FTC Hears Debate About Whether Privacy Polices Can Work


Source: MediaPost
Author: Wendy Davis
Location:
FTC Conference Center, 601 New Jersey Avenue, NW, Washington, DC, 20001, United States

You might not expect consumer advocates to laud a major bank these days, but Chase has done at least one thing that privacy expert Chris Hoofnagle finds praiseworthy: The company came up with a clear way to inform checking account customers that they will lose their overdraft protection unless they opt in.

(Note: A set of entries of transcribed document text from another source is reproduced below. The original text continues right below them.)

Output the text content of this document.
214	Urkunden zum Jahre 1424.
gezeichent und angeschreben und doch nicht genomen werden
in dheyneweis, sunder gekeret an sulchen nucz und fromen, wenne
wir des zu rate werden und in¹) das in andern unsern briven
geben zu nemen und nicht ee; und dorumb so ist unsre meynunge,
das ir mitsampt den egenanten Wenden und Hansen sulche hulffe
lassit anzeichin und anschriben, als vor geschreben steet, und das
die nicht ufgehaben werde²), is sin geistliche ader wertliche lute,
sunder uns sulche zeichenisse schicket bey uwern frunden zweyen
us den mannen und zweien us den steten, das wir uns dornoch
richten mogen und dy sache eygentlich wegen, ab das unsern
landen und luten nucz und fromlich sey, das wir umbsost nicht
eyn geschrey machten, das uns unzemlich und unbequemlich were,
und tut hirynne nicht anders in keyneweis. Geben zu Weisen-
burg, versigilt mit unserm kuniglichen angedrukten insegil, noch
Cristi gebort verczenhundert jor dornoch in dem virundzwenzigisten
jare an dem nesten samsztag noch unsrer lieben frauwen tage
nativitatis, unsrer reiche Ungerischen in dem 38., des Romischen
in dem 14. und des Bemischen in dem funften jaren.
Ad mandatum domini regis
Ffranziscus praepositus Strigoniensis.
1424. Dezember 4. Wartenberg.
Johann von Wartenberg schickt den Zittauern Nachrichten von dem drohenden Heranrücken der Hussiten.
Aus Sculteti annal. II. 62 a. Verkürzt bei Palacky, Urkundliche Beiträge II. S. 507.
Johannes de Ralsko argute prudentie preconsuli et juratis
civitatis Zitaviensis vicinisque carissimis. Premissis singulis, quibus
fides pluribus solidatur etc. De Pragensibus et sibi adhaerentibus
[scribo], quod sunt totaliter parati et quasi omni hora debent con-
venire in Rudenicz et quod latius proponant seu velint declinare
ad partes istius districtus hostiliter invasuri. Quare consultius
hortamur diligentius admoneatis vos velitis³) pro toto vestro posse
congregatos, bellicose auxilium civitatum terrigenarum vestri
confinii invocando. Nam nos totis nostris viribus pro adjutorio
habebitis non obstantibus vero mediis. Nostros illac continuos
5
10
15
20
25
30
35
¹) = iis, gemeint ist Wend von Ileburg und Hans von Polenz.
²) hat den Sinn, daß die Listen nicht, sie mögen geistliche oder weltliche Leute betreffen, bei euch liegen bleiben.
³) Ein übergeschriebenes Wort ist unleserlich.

Speaking at the Federal Trade Commission's roundtable discussion about online privacy, Hoofnagle, a lecturer at the UC Berkeley law school, noted that Chase's document includes passages in red ink that tell consumers in no uncertain terms that debit card transactions will be denied if they don't have money in their account, unless they sign up for overdraft protection. "We don't see privacy notices that say anything that clearly or that urgently," Hoofnagle said. Fred Cate, director of the Center for Applied Cybersecurity Research at Indiana University School of Law - Bloomington, was likewise critical, calling privacy policies "an unmitigated disaster." He proposed that once the FTC decided to enforce privacy policies as if they were contracts, any hope that such policies would communicate information was lost. That's because companies loaded up their policies with legalese-ridden terms that were aimed more at avoiding liability than at explaining to Web users how their data was being collected and used.